Though I’ve owned a slow cooker for years, I use it mostly to keep things warm. Rarely do I cook any dish from start to finish in it, mainly because I miss the browning and caramelization generated by the first steps of a traditional braise. Oh, sure–I could brown things first, but then what’s the point of using the slow cooker? I might as well continue cooking in the pot already being used, right? No sense in having to wash two pots when one will do. (I know, some slow cookers have a stovetop safe insert. Mine does not; it is the old-school stoneware vessel pictured at left.)
Last week, I finally hit upon a stellar slow cooker recipe. No browning, no separate cooking steps: just a little chopping and everything goes into the cooker for 4-5 hours. Ladies and gentlemen, I present: slow cooker chicken adobo, a Crockpot version of the Philippines’ national dish. (Here’s the original recipe from chow.com.)
The above linked adobo recipe calls for skinless, bone-in chicken thighs, onions, garlic, ginger, bay leaf, sugar, black pepper, vinegar, and soy sauce. The soy sauce lends the finished dish a deep color, despite the lack of a browning step, and the long, slow cooking coaxes maximum flavor out of the chicken and onions.
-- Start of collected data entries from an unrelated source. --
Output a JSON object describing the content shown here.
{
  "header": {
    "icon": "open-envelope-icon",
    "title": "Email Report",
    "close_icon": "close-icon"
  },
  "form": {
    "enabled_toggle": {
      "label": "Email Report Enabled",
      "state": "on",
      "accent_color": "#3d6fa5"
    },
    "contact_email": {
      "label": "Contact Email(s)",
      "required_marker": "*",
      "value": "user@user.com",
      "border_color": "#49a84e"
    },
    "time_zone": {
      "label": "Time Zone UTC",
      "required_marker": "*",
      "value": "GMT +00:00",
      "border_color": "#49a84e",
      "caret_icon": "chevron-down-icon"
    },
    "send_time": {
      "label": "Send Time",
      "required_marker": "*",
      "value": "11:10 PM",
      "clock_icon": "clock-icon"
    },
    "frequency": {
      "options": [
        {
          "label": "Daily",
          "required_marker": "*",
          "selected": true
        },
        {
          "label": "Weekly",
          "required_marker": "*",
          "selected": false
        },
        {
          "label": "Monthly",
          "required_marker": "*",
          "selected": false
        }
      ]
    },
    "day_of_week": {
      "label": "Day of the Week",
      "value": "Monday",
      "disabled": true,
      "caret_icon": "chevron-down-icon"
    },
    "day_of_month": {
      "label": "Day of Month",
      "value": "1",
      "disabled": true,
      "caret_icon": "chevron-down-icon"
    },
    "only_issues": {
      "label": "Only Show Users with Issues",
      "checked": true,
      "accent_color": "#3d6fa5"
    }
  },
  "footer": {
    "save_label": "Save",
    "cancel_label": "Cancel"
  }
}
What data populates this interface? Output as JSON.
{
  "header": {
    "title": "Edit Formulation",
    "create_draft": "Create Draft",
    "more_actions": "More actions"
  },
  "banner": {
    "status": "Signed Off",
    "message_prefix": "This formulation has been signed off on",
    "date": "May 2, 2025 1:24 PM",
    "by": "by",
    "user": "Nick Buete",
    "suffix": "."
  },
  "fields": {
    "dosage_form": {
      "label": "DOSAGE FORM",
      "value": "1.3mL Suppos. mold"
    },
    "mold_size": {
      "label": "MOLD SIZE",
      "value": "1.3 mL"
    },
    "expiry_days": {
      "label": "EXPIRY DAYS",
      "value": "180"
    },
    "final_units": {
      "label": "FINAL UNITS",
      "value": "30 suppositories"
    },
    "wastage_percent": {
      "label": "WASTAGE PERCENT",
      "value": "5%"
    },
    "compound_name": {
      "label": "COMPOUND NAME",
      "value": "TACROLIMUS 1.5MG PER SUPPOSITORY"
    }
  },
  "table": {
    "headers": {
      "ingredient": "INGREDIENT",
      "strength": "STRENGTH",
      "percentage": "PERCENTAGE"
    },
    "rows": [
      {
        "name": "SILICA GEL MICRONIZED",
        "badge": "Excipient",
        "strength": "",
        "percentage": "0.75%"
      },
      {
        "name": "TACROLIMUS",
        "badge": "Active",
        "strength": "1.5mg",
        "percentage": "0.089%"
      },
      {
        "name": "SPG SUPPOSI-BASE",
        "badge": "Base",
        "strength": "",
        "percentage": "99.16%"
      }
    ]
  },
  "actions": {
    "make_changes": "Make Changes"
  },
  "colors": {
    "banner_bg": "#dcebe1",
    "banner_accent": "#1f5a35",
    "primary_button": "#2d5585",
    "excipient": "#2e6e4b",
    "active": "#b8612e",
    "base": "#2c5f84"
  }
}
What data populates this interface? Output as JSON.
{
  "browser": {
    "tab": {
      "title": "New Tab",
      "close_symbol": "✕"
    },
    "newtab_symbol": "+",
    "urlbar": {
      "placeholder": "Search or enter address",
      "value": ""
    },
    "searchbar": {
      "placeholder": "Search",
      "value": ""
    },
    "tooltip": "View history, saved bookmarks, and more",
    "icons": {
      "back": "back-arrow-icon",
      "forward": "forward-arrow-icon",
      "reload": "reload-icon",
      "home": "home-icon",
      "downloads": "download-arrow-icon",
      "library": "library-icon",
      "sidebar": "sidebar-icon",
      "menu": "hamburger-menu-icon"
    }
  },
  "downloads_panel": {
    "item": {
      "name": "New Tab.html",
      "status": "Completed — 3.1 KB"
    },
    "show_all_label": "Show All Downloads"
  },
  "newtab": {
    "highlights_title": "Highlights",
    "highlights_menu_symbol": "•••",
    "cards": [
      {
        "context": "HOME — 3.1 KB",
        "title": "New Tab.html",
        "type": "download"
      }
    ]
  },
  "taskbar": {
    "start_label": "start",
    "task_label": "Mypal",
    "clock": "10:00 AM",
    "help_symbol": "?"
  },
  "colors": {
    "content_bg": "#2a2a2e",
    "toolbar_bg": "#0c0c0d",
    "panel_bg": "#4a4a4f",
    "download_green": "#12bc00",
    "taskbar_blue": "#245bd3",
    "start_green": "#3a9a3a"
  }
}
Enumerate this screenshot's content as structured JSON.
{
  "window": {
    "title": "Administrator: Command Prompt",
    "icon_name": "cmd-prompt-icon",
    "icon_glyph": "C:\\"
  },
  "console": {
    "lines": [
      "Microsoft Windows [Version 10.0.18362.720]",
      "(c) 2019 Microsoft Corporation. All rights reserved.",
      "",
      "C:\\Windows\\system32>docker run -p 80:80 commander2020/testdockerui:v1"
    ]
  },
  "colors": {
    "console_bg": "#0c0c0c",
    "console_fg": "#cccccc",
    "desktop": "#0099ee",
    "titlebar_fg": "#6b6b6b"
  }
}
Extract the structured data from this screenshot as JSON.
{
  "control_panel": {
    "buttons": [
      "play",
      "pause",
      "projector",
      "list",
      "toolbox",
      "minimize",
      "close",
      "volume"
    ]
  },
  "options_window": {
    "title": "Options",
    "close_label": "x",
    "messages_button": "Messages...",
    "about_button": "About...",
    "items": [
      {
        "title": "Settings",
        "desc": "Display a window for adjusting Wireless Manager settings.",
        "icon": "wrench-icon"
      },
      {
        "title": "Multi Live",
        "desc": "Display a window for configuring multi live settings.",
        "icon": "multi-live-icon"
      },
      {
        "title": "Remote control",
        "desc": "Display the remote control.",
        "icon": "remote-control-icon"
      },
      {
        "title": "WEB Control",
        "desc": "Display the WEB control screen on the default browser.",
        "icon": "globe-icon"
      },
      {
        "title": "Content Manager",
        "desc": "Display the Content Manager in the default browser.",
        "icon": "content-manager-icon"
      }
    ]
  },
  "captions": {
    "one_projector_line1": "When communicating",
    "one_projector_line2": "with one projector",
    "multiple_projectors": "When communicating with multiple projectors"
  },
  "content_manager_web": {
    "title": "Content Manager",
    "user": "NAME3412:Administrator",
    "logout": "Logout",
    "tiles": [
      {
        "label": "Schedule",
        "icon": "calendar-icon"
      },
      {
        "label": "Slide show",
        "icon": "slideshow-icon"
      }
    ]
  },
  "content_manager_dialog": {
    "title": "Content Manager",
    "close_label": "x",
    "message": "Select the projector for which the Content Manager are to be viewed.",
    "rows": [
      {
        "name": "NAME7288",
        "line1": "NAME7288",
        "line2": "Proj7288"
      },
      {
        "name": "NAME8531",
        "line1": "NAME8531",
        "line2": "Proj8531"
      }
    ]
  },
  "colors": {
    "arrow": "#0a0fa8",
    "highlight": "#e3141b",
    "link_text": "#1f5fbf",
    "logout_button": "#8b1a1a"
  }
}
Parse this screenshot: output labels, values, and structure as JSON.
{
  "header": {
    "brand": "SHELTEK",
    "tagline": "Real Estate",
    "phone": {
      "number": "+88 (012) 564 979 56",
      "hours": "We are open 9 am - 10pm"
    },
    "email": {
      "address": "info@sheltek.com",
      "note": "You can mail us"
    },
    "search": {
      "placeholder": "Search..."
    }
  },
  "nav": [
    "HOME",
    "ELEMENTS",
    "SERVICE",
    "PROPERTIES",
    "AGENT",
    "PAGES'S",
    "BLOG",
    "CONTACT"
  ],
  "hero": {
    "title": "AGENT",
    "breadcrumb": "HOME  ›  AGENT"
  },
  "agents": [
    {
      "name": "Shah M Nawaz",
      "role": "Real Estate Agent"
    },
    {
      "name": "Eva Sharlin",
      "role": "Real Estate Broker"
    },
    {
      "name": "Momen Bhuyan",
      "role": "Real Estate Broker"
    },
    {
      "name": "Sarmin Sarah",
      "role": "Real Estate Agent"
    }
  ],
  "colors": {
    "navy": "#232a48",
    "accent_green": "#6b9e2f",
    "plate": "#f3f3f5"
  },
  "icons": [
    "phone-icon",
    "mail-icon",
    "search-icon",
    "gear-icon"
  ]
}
Thanks to a coworker who hails from Manila, I had a supply of Gentilly-grown calamansi, a small, sour, orange-fleshed, lime-like citrus fruit (see above). On her advice, I substituted calamansi juice for the suggested rice vinegar; she suggested that vinegar was fine for pork adobo, but the calamansi juice was a better match for chicken. She, of course, was right: the bright citrus flavor unified the onions, garlic, and soy.
A big bowl of rice soaked up the adobo juices….who needs chicken when you’ve got rice & gravy?